数据集地址 :https://aistudio.baidu.com/datasetdetail/60692
2. 需要用到的工具包
import csv
import pandas as pd
import numpy as np
3. 数据处理
笔者参考了其他作者的处理思路,将步骤模块化,方便理解和使用。在处理数据前,我自己先查看了这些csv文件的表头并对应官网给的释义,将其记录在一个head表格中。具体方法如下:
''' Record CSV heads, features of those traffic '''
def record_csv():
with open((data_path+'02-14-2018.csv'), 'r') as f:
reader = csv.reader(f)
print(type(reader))
result = list(reader)
print(result[0])
df = pd.DataFrame(result[0], columns=['Column Name'])
df.to_excel(data_path+'heads.xlsx')
print('----------Save DONE-----------')
f.close()
读取数据
Step 1:定义路径,以及处理结果所保存的文件名。
# Change your data path here
data_path = 'D://datasets//CICIDS2018//'
file_name = 'total.csv'
Step 2:读取数据为dataFrame,并将数据整合。
''' Write Data '''
def write_csv(path):
print('Loading csv file: '+path)
data = pd.read_csv(path, header=None, low_memory=False)
return data
''' Get Data '''
def get_data():
f1 = data_path+'02-14-2018.csv'
fr1= write_csv(f1).drop([0])
f2 = data_path+'02-15-2018.csv'
fr2= write_csv(f2).drop([0])
f3 = data_path+'02-16-2018.csv'
fr3= write_csv(f3).drop([0])
f4 = data_path+'02-20-2018.csv'
fr4= write_csv(f4).drop([0])
f5 = data_path+'02-21-2018.csv'
fr5= write_csv(f5).drop([0])
f6 = data_path+'02-22-2018.csv'
fr6= write_csv(f6).drop([0])
f7 = data_path+'02-23-2018.csv'
fr7= write_csv(f7).drop([0])
f8 = data_path+'02-28-2018.csv'
fr8= write_csv(f8).drop([0])
f9 = data_path+'03-01-2018.csv'
fr9= write_csv(f9).drop([0])
f10 = data_path+'03-02-2018.csv'
fr10= write_csv(f10).drop([0])
data_frame = [fr1, fr2, fr3, fr4, fr5, fr6, fr7, fr8, fr9, fr10]
return data_frame
整合数据
清除数据中的Nan和Infinity值,将数据写入csv文件。
''' Merge data '''
def merge_data(data_frame):
data = pd.concat(data_frame, ignore_index=True)
# clear Nan and Infinity
data = data[~data.isin([np.nan, np.inf, -np.inf]).any(axis=1)].dropna()
return data
''' Merge data into total.csv '''
def merge_csv():
data_frame = get_data()
data = merge_data(data_frame)
file = data_path+file_name
data.to_csv(file, index=False, header=False)

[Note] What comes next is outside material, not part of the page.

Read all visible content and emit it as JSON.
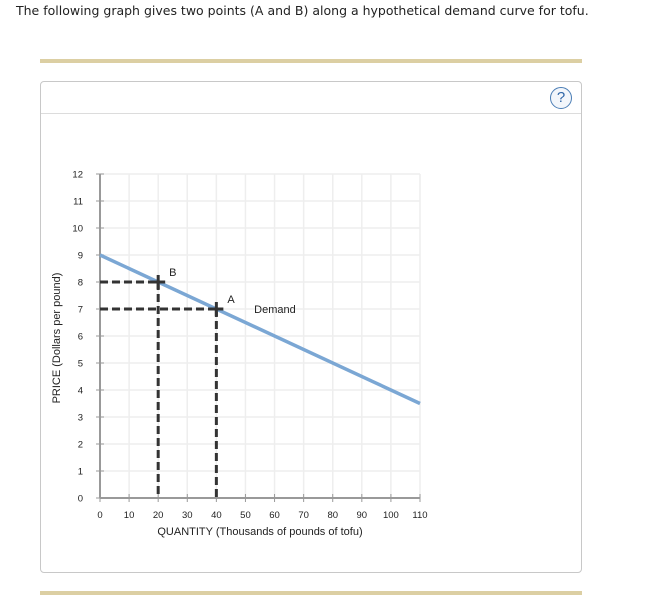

print('----------Total CSV Save Done---------')
统计标签类别
由于自己在实现过程中发现整合的数据结果有包含无意义的数据(统计标签时发现了标签为Label的行,这些行的内容是表头),因此,笔者多加了一行代码删除这些数据。
''' Count Labels '''
def count_labels():
raw_data = pd.read_csv(data_path+file_name, header=None, low_memory=False)
index_num = raw_data.shape[1]-1
# There are "Headers" in data, delete these data
raw_data = raw_data.drop(raw_data[raw_data[index_num] == 'Label'].index, axis=0)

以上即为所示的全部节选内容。